Relief could clearly be seen, with the cluster load dropping back down to the number of running processes, instead of being "overloaded" as it had been.

We should use MonAMI to monitor the number of nfs tcp connections on disk037. (Just out of interest the number now is 343, which must have caused problems for 8 nfs server daemons; hence, 24 should scale to ~900 mounts.)

Of course, we could shift back to udp nfs mounts if we wanted. Reading through the NFS FAQ might help us decide.

Torque Queue ACLs

I got an email from Rod Walker on Friday night. He was having trouble submitting to the ATLAS queue on the cluster - again the infamously unhelpful "Unspecified gridmanager error".

I checked his mapping, and LCMAPS was correctly mapping him to one of the new atlas production accounts correctly.
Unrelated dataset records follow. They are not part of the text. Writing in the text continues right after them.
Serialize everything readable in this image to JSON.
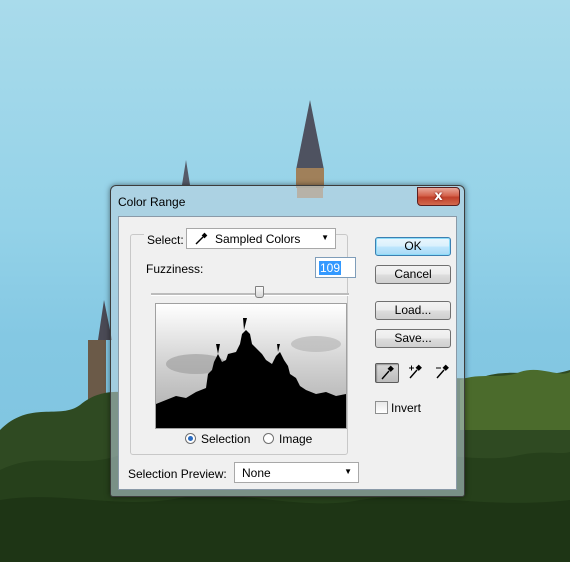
{
  "dialog": {
    "title": "Color Range",
    "close_label": "x",
    "select_label": "Select:",
    "select_value": "Sampled Colors",
    "fuzziness_label": "Fuzziness:",
    "fuzziness_value": "109",
    "fuzziness_slider_value": 109,
    "radio_selection_label": "Selection",
    "radio_image_label": "Image",
    "radio_selected": "Selection",
    "selection_preview_label": "Selection Preview:",
    "selection_preview_value": "None",
    "ok_label": "OK",
    "cancel_label": "Cancel",
    "load_label": "Load...",
    "save_label": "Save...",
    "invert_label": "Invert",
    "invert_checked": false,
    "tools": [
      "eyedropper-icon",
      "eyedropper-plus-icon",
      "eyedropper-minus-icon"
    ],
    "active_tool": "eyedropper-icon"
  },
  "colors": {
    "sky": "#8ccfe6",
    "close_button": "#c8452e",
    "default_button_border": "#3c7fb1",
    "selection_highlight": "#3399ff"
  }
}
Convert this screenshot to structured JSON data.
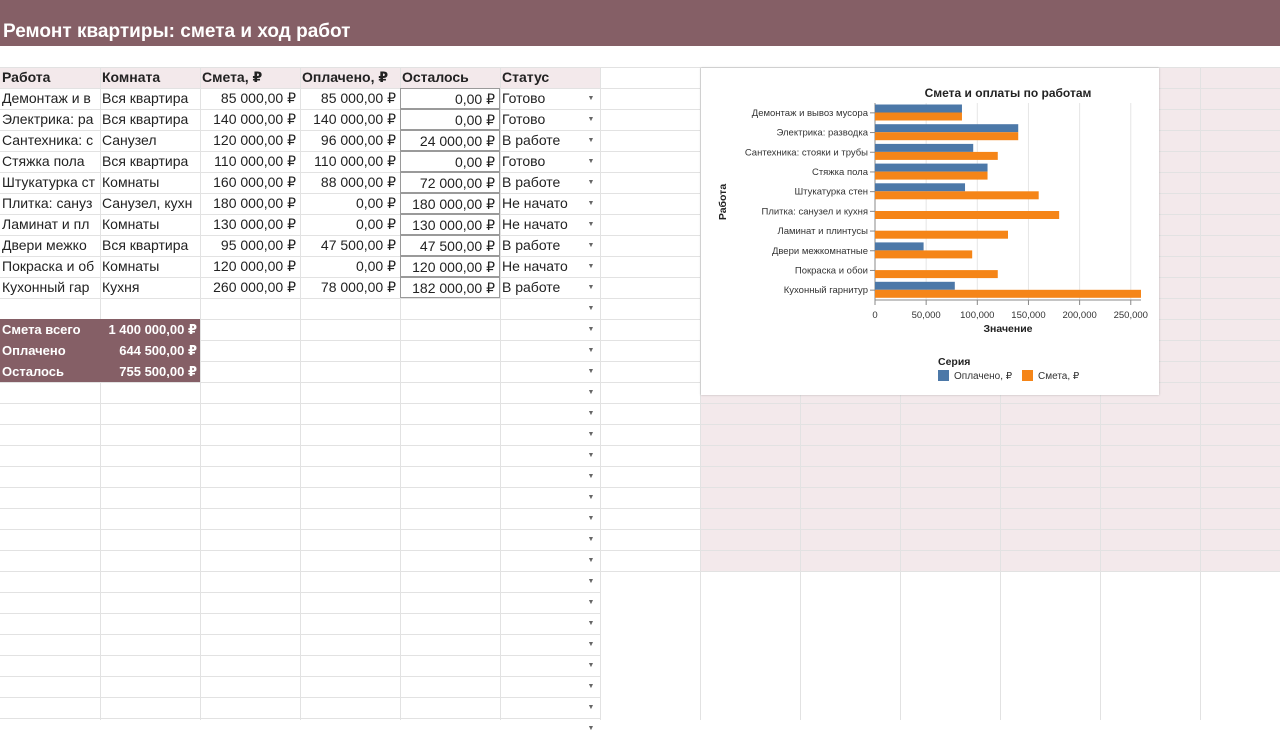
{
  "sheet": {
    "title": "Ремонт квартиры: смета и ход работ",
    "headers": [
      "Работа",
      "Комната",
      "Смета, ₽",
      "Оплачено, ₽",
      "Осталось",
      "Статус"
    ],
    "rows": [
      {
        "work": "Демонтаж и в",
        "room": "Вся квартира",
        "estimate": "85 000,00 ₽",
        "paid": "85 000,00 ₽",
        "left": "0,00 ₽",
        "status": "Готово"
      },
      {
        "work": "Электрика: ра",
        "room": "Вся квартира",
        "estimate": "140 000,00 ₽",
        "paid": "140 000,00 ₽",
        "left": "0,00 ₽",
        "status": "Готово"
      },
      {
        "work": "Сантехника: с",
        "room": "Санузел",
        "estimate": "120 000,00 ₽",
        "paid": "96 000,00 ₽",
        "left": "24 000,00 ₽",
        "status": "В работе"
      },
      {
        "work": "Стяжка пола",
        "room": "Вся квартира",
        "estimate": "110 000,00 ₽",
        "paid": "110 000,00 ₽",
        "left": "0,00 ₽",
        "status": "Готово"
      },
      {
        "work": "Штукатурка ст",
        "room": "Комнаты",
        "estimate": "160 000,00 ₽",
        "paid": "88 000,00 ₽",
        "left": "72 000,00 ₽",
        "status": "В работе"
      },
      {
        "work": "Плитка: сануз",
        "room": "Санузел, кухн",
        "estimate": "180 000,00 ₽",
        "paid": "0,00 ₽",
        "left": "180 000,00 ₽",
        "status": "Не начато"
      },
      {
        "work": "Ламинат и пл",
        "room": "Комнаты",
        "estimate": "130 000,00 ₽",
        "paid": "0,00 ₽",
        "left": "130 000,00 ₽",
        "status": "Не начато"
      },
      {
        "work": "Двери межко",
        "room": "Вся квартира",
        "estimate": "95 000,00 ₽",
        "paid": "47 500,00 ₽",
        "left": "47 500,00 ₽",
        "status": "В работе"
      },
      {
        "work": "Покраска и об",
        "room": "Комнаты",
        "estimate": "120 000,00 ₽",
        "paid": "0,00 ₽",
        "left": "120 000,00 ₽",
        "status": "Не начато"
      },
      {
        "work": "Кухонный гар",
        "room": "Кухня",
        "estimate": "260 000,00 ₽",
        "paid": "78 000,00 ₽",
        "left": "182 000,00 ₽",
        "status": "В работе"
      }
    ],
    "summary": [
      {
        "label": "Смета всего",
        "value": "1 400 000,00 ₽"
      },
      {
        "label": "Оплачено",
        "value": "644 500,00 ₽"
      },
      {
        "label": "Осталось",
        "value": "755 500,00 ₽"
      }
    ]
  },
  "chart_data": {
    "type": "bar",
    "orientation": "horizontal",
    "title": "Смета и оплаты по работам",
    "xlabel": "Значение",
    "ylabel": "Работа",
    "categories": [
      "Демонтаж и вывоз мусора",
      "Электрика: разводка",
      "Сантехника: стояки и трубы",
      "Стяжка пола",
      "Штукатурка стен",
      "Плитка: санузел и кухня",
      "Ламинат и плинтусы",
      "Двери межкомнатные",
      "Покраска и обои",
      "Кухонный гарнитур"
    ],
    "series": [
      {
        "name": "Оплачено, ₽",
        "color": "#4c78a8",
        "values": [
          85000,
          140000,
          96000,
          110000,
          88000,
          0,
          0,
          47500,
          0,
          78000
        ]
      },
      {
        "name": "Смета, ₽",
        "color": "#f58518",
        "values": [
          85000,
          140000,
          120000,
          110000,
          160000,
          180000,
          130000,
          95000,
          120000,
          260000
        ]
      }
    ],
    "xlim": [
      0,
      260000
    ],
    "xticks": [
      "0",
      "50,000",
      "100,000",
      "150,000",
      "200,000",
      "250,000"
    ],
    "legend_title": "Серия",
    "legend_position": "bottom",
    "grid": true
  }
}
However, when I looked that the queue, the torque queue configuration had lost the ACL which allowed sgm and prd accounts to submit to it.

I corrected that and all was well again.

I think that probably these ACLs were never correctly set on the cluster as they seemed to be missing on most of the queues (notably the ops queue was not affected). The cfengine script to setup the queues had the correct ACL setup in it, but I guess it had never been run.

The effect on ATLAS services was notable - we ran an awful lot more ATLAS production this weekend (blue jobs).